AlbertoDIOCESI – Abbiamo intervistato Alberto Maranesi, fotografo presente all’ultimo pellegrinaggio diocesano dell’Unitalsi a Lourdes appena conclusosi.

Come è nato il tuo legame con Lourdes?
Ho iniziato il mio percorso di fede a San Filippo Neri con il parroco Don Gabriele Paoloni. Per caso, siamo partiti per la prima volta insieme a Don Guido Coccia a quel tempo Guido, nel 2006. Non conoscevamo nessuno e Guido suonava sempre la chitarra. Una caratteristica famosa dei treni di San Benedetto era che si condivideva insieme il cibo. Era come trovarsi a una sagra. È stato per “colpa” di Guido se ho iniziato a collaborare con l’unitalsi. Dopo aver collaborato 9 anni con radio azzurra, Guido mi fece fare un video per l’unitalsi. Siccome le foto che mi aveva fornito non mi sembravano utilizzabili per il video, mi comprai la mia prima reflex, grazie a Giorgio Consorti. Da li iniziò il mio percorso fotografico. Iniziai a collaborare anche con altri fotografi e da due anni sono un fotografo professionista e realizzo servizi per matrimoni.

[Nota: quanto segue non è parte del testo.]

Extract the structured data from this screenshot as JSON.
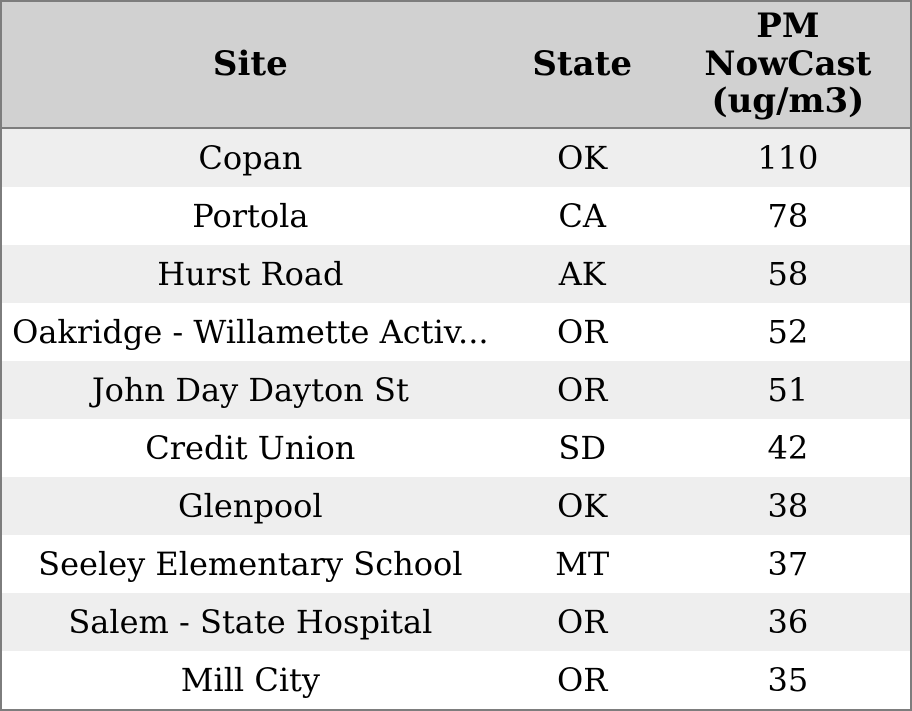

Raccontaci qualcosa di più sul tuo amore per la fotografia.
C’è stato un episodio che ha cambiato il mio modo di vedere le foto a Lourdes. Prima ero frenetico, facevo foto in continuazione. Nel 2008, mentre ero sulla “prateria”, mi trovavo sotto all’altare e stavo facendo fotografie mentre partecipavo alla Messa. Vicino a me c’era un ragazzo che aveva gravi problemi di salute. Gli guardo il cartellino: si chiamava Alberto come me. Questo mi ha dato la scossa per cercare di raccontare qualcosa: di testimoniare più che fare una fotogallery generica. Ho cambiato il mio sguardo. Negli anni ho proseguito la partecipazione come fotografo cercando di comunicare qualcosa, e di raccontare con le immagini quello che potrebbe essere l’esperienza di Lourdes.

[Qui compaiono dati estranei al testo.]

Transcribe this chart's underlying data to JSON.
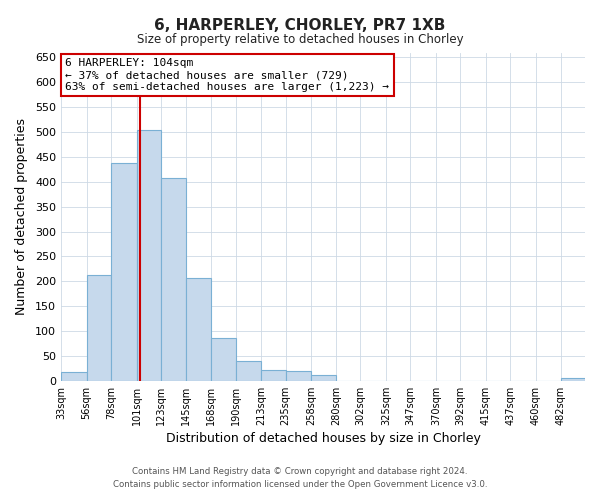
{
  "title": "6, HARPERLEY, CHORLEY, PR7 1XB",
  "subtitle": "Size of property relative to detached houses in Chorley",
  "xlabel": "Distribution of detached houses by size in Chorley",
  "ylabel": "Number of detached properties",
  "bin_labels": [
    "33sqm",
    "56sqm",
    "78sqm",
    "101sqm",
    "123sqm",
    "145sqm",
    "168sqm",
    "190sqm",
    "213sqm",
    "235sqm",
    "258sqm",
    "280sqm",
    "302sqm",
    "325sqm",
    "347sqm",
    "370sqm",
    "392sqm",
    "415sqm",
    "437sqm",
    "460sqm",
    "482sqm"
  ],
  "bin_edges": [
    33,
    56,
    78,
    101,
    123,
    145,
    168,
    190,
    213,
    235,
    258,
    280,
    302,
    325,
    347,
    370,
    392,
    415,
    437,
    460,
    482
  ],
  "bar_heights": [
    18,
    213,
    437,
    504,
    408,
    207,
    87,
    40,
    22,
    19,
    12,
    0,
    0,
    0,
    0,
    0,
    0,
    0,
    0,
    0,
    5
  ],
  "bar_color": "#c6d9ec",
  "bar_edge_color": "#7ab0d4",
  "vline_x": 104,
  "vline_color": "#cc0000",
  "ylim": [
    0,
    660
  ],
  "yticks": [
    0,
    50,
    100,
    150,
    200,
    250,
    300,
    350,
    400,
    450,
    500,
    550,
    600,
    650
  ],
  "annotation_line1": "6 HARPERLEY: 104sqm",
  "annotation_line2": "← 37% of detached houses are smaller (729)",
  "annotation_line3": "63% of semi-detached houses are larger (1,223) →",
  "annotation_box_color": "#ffffff",
  "annotation_box_edge": "#cc0000",
  "footer_line1": "Contains HM Land Registry data © Crown copyright and database right 2024.",
  "footer_line2": "Contains public sector information licensed under the Open Government Licence v3.0.",
  "bg_color": "#ffffff",
  "grid_color": "#cdd9e5"
}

C’è qualche aneddoto in particolare che ricordi?
L’organizzazione del pellegrinaggio del 2008, quando mi sono trovato ad essere il responsabili dei giovani Unitalsi. In realtà non c’è un aneddoto particolare, ma ricordo l’entusiasmo delle persone. L’unitalsi non è una divisa, non è una processione, non sono gli stendardi, ma sono le persone che la compongono. Non serve essere perfetti. Quello che importa è il servizio, che viene svolto nel silenzio e nella fatica. È questo che vorrei raccontare. Quest’anno cercherò di sviluppare la tematica della comunione. Desidero raccontare questa simbiosi tra persona ammalata e non, per vedere la sinergia che si trova.

Parlami del premio
Anche questa volta, ho partecipato al concorso per caso. Sono andarto sul sito dell’unitalsi, spinto a partecipare anche da Fedeli (Symbol). Ho partecipato con tre foto, alla via dei colori, che sono andate in finale. Più tardi, parlando con il FIOF scoprii che sarebbero state stampate, e per pubblicarle volevano un piccolo contributo. Gli dissi che quest’anno non potevo salire e mi risposero che ero in ballottaggio per vincere. Poi arrivò la comunicaizione che avevo vinto, assieme ad altri fotografi, un giornalista ed un cameraman. Ognuno di noi ha realizzato delle foto per la pubblicazione di un libro il cui ricavato andrà all’unitalsi.
Sono stato a  contatto con i professionisti, e quindi mi sono rimesso in gioco per questa nuova sfida. Stando a contatto con altri fotografi si impara sempre.

In questo pellegrinaggio cosa hai cercato di raccontare attraverso le foto?
Sono tornato a Lourdes dopo 3 anni.
Quando vai a Lourdes non sai mai perché vai, ma lo comprendi al tuo rientro
Anche quest’anno ho cercato di raccontare qualcosa delle mie emozioni a chi poi vorrà vedere le foto.